By David Baldacci. 432 pages.
Grand Central Publishing/Hachette, April 2014. Genre: Mystery/Suspense/Political Thriller
“The reader lives a thousand lives before he dies. The man who never reads lives only one.” – Jojen Reed, Game of Thrones
This is great summertime read — light, refreshing and engaging. Slip into the world of clandestine assassination and a female North Korean operative whose martial arts skills make Jason Bourne look like a slow-motion grandpa. Yie Chung-Cha spent most of her youth in a concentration camp, Yodok, imprisoned there with her entire family. There, she learned several languages as well as how to lie, cheat, steal and kill to such a superb degree that she is granted release from the camp after she murders her entire family. The supreme leader employs her services as his personal assassin. She is rewarded with a car, her own apartment, cell phone, international travel, and lots of money, at least compared to the average North Korean. Life in that country as described by Baldacci is stark and dreary, the population filled with a sense of hopelessness and paranoia. Food and fuel shortages leave some people literally starving or freezing to death in their own homes, but Comrade Yie is able to indulge her taste for hamburger and French fries weekly at a little place not far from her apartment.

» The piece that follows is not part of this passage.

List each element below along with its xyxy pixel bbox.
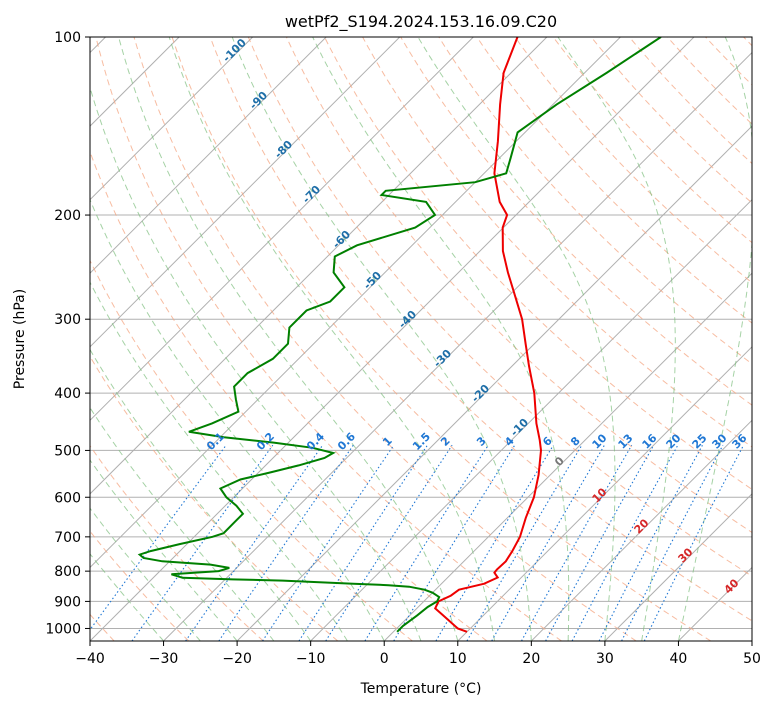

In addition to Chung-Cha, the other assassins are Will Robie and Jessica Reel. If you are a Baldacci fan, you will likely recognize “The Target” as the sequel to “The Hit,” but this book stands alone. It is not necessary to have read any of the Robie books or even “The Hit” to enjoy this story. Will and Jessica are at a low point in their killing careers as the story begins, held in low esteem by their superiors, and are sent to The Burner Box and put through psychological and physical stressors in extremis. They need to prove theirwillingness to follow orders, no matter what. The President of the United States calls on Robie and Reel to carry out a mission that violates international law but will save the lives of millions of people, but Reel has a complication in her personal life that may embroil all those around her.
Chained to his bed in a hospital ward in an Alabama state prison, terminally ill Earl Fontaine pleads his case with the female attending physician to get a visit with his daughter Sally. While Sally testified against Earl, assuring his conviction years earlier, he claims he wants closure with her but only knows that she went into witness protection after his trial and does not know her current identity. The doctor arranges Sally’s visit. Coincidentally, Jessica is drawn into this questionable family reunion and Robie as well, since they have been inseparable after their Burner Box experience.
Baldacci tells the story mainly from the perspectives of Chung-Cha, Earl Fontaine, Will Robie and Jessica Reel. His excellent command of language provides a riveting unraveling of all the serpentine plot lines. There are actually at least four stories in “The Target,” each with a conclusion but each also a linchpin to more action in the subsequent story development. The structure is quite masterful. This is a page turner, very engrossing. I call it “light” because some aspects of it border on preposterous or at least are a bit saccharine, not to the point where one needs to suspend disbelief, but just indulge the author’s need for certain endings. Baldacci’s thorough knowledge of the law and political maneuvering keeps the story grounded, and his well-developed characters keep the reader anticipation’s stoked.
There are hints throughout the book that the Robie/Reel partnership is nearing an end, so I suspect there will be a final book in this series in a year or so. I for one will be sure to read it.
Rating: 4.25/5.0. This book is available in every format, literally everywhere including the Collier County Public Library.